Sunday, February 21, 2010

Another Downer

its difficult being happy, okay? im just an overthinker who cant let things go. just let me be for now, please.


having an uncomfortable home life is unsettling; it makes everything harder. it causes more fights, more callouses, more wear and definitely more tare. it causes split lips and heavy hearts. poor grades and sloppy art. lonely nights and torched feelings, over eating and much screaming.
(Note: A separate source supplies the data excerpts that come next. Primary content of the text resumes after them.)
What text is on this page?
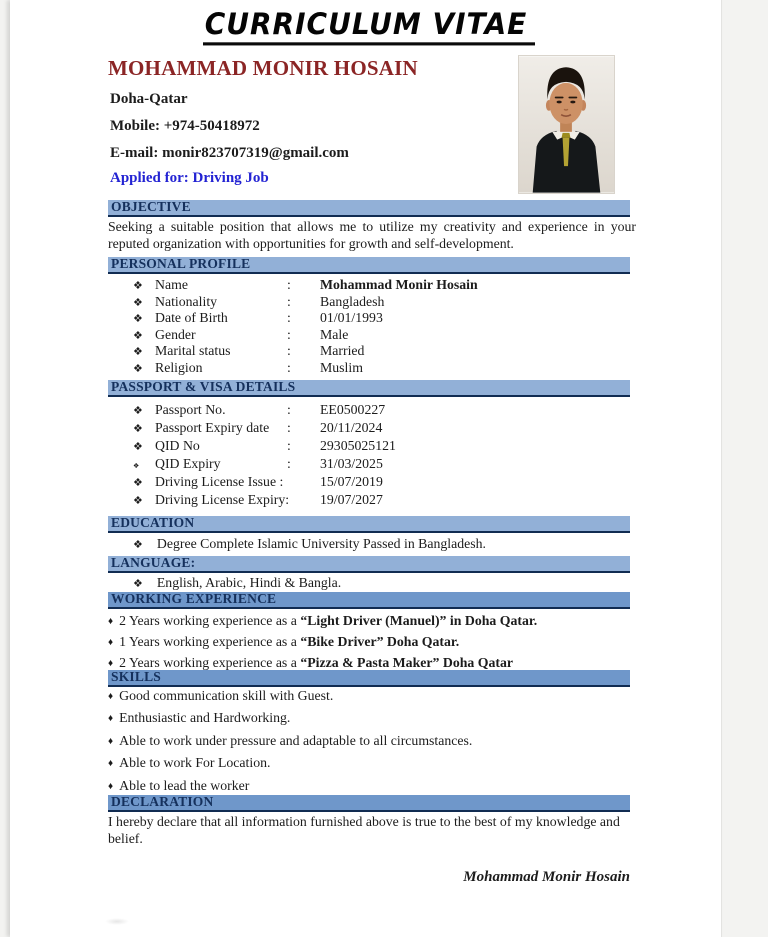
CURRICULUM VITAE
MOHAMMAD MONIR HOSAIN
Doha-Qatar
Mobile: +974-50418972
E-mail: monir823707319@gmail.com
Applied for: Driving Job
OBJECTIVE

Seeking a suitable position that allows me to utilize my creativity and experience in your reputed organization with opportunities for growth and self-development.

PERSONAL PROFILE
❖ Name	:	Mohammad Monir Hosain
❖ Nationality	:	Bangladesh
❖ Date of Birth	:	01/01/1993
❖ Gender	:	Male
❖ Marital status	:	Married
❖ Religion	:	Muslim
PASSPORT & VISA DETAILS
❖ Passport No.	:	EE0500227
❖ Passport Expiry date	:	20/11/2024
❖ QID No	:	29305025121
❖	QID Expiry	:	31/03/2025
❖ Driving License Issue :	15/07/2019
❖ Driving License Expiry: 19/07/2027
EDUCATION
❖ Degree Complete Islamic University Passed in Bangladesh.
LANGUAGE:
❖ English, Arabic, Hindi & Bangla.
WORKING EXPERIENCE
♦ 2 Years working experience as a “Light Driver (Manuel)” in Doha Qatar.
♦ 1 Years working experience as a “Bike Driver” Doha Qatar.
♦ 2 Years working experience as a “Pizza & Pasta Maker” Doha Qatar
SKILLS
♦ Good communication skill with Guest.
♦ Enthusiastic and Hardworking.
♦ Able to work under pressure and adaptable to all circumstances.
♦ Able to work For Location.
♦ Able to lead the worker
DECLARATION

I hereby declare that all information furnished above is true to the best of my knowledge and belief.

Mohammad Monir Hosain
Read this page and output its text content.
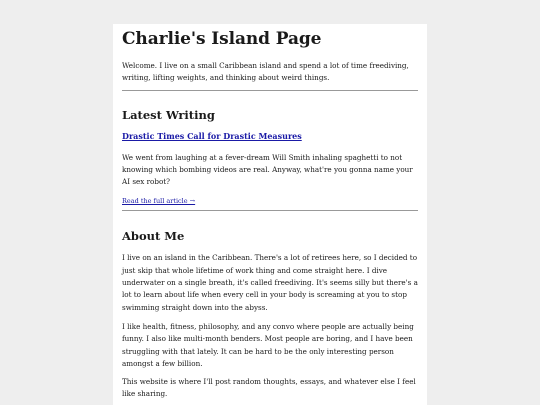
Charlie's Island Page

Welcome. I live on a small Caribbean island and spend a lot of time freediving, writing, lifting weights, and thinking about weird things.

Latest Writing
Drastic Times Call for Drastic Measures

We went from laughing at a fever-dream Will Smith inhaling spaghetti to not knowing which bombing videos are real. Anyway, what're you gonna name your AI sex robot?

Read the full article →
About Me

I live on an island in the Caribbean. There's a lot of retirees here, so I decided to just skip that whole lifetime of work thing and come straight here. I dive underwater on a single breath, it's called freediving. It's seems silly but there's a lot to learn about life when every cell in your body is screaming at you to stop swimming straight down into the abyss.

I like health, fitness, philosophy, and any convo where people are actually being funny. I also like multi-month benders. Most people are boring, and I have been struggling with that lately. It can be hard to be the only interesting person amongst a few billion.

This website is where I'll post random thoughts, essays, and whatever else I feel like sharing.
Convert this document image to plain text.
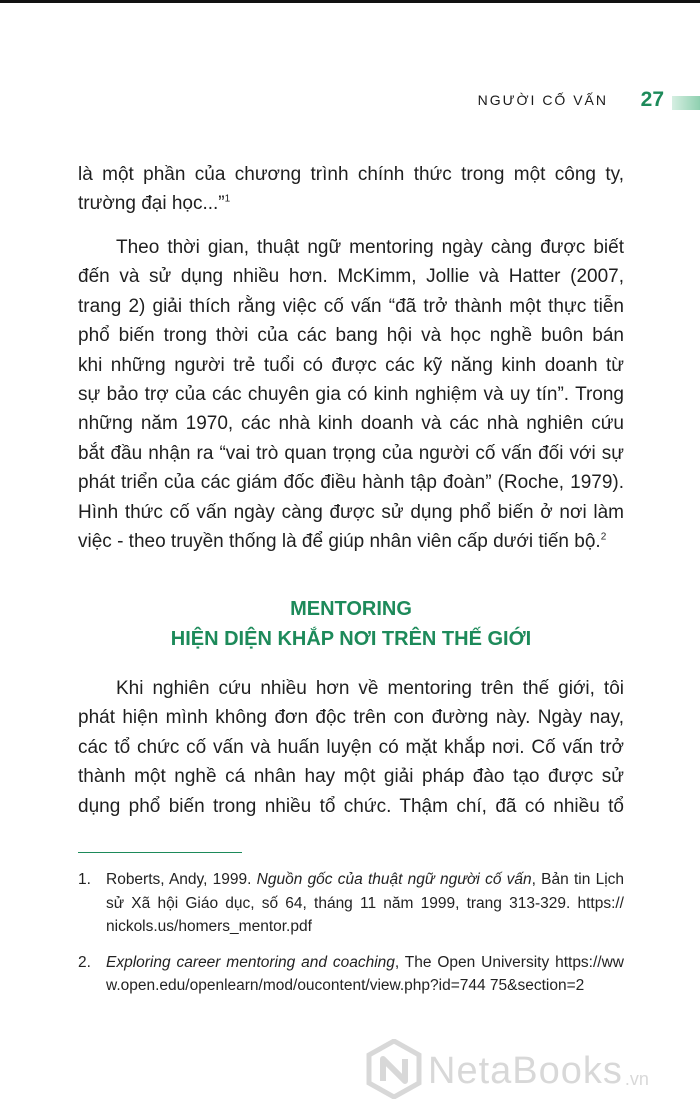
NGƯỜI CỐ VẤN 27
là một phần của chương trình chính thức trong một công ty,
trường đại học...”$^1$
Theo thời gian, thuật ngữ mentoring ngày càng được biết
đến và sử dụng nhiều hơn. McKimm, Jollie và Hatter (2007,
trang 2) giải thích rằng việc cố vấn “đã trở thành một thực tiễn
phổ biến trong thời của các bang hội và học nghề buôn bán
khi những người trẻ tuổi có được các kỹ năng kinh doanh từ
sự bảo trợ của các chuyên gia có kinh nghiệm và uy tín”. Trong
những năm 1970, các nhà kinh doanh và các nhà nghiên cứu
bắt đầu nhận ra “vai trò quan trọng của người cố vấn đối với sự
phát triển của các giám đốc điều hành tập đoàn” (Roche, 1979).
Hình thức cố vấn ngày càng được sử dụng phổ biến ở nơi làm
việc - theo truyền thống là để giúp nhân viên cấp dưới tiến bộ.$^2$
MENTORING
HIỆN DIỆN KHẮP NƠI TRÊN THẾ GIỚI
Khi nghiên cứu nhiều hơn về mentoring trên thế giới, tôi
phát hiện mình không đơn độc trên con đường này. Ngày nay,
các tổ chức cố vấn và huấn luyện có mặt khắp nơi. Cố vấn trở
thành một nghề cá nhân hay một giải pháp đào tạo được sử
dụng phổ biến trong nhiều tổ chức. Thậm chí, đã có nhiều tổ
1. Roberts, Andy, 1999. Nguồn gốc của thuật ngữ người cố vấn, Bản tin Lịch sử Xã hội Giáo dục, số 64, tháng 11 năm 1999, trang 313-329. https:// nickols.us/homers_mentor.pdf
2. Exploring career mentoring and coaching, The Open University https://www.open.edu/openlearn/mod/oucontent/view.php?id=744 75&section=2
NetaBooks .vn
telling her all this wouldn't solve anything. shes not progressive. she doesn't care that much. we're both selfish people, but im not totally clueless. it's one thing to see an problem, another to do something about it, and a hurtful thing not to do either.
i don't want a relationship with her. i just want it to be gone.

3 comments:

  1. you are over LOOKING not thinking. over looking that you should never let anyone effect what you want to do in life. goal: happiness. isn't that for anyone? inspire her. i have inspiration. not my drugs. it's my God, not really, but people at me school see God in me, which inspires me. so maybe its the people helping me see that i am somewhat 'godly' as in, they see i love him. his love makes me want to smile all day. don't let your mom inspire you but motivate you. there is a difference i promiseee.

    and only making you stronger!

    ReplyDelete
  2. i think you've got it backwards, the inspire vs motivate. i know the difference between the two, but i dont enjoy her powering my motives in the first place.

    ReplyDelete
  3. nooo, i meant what i said(:
    something that inspires you, you want to or will reflect it, motivation is sort of like the reason why you are doing something. do it out of love though, always!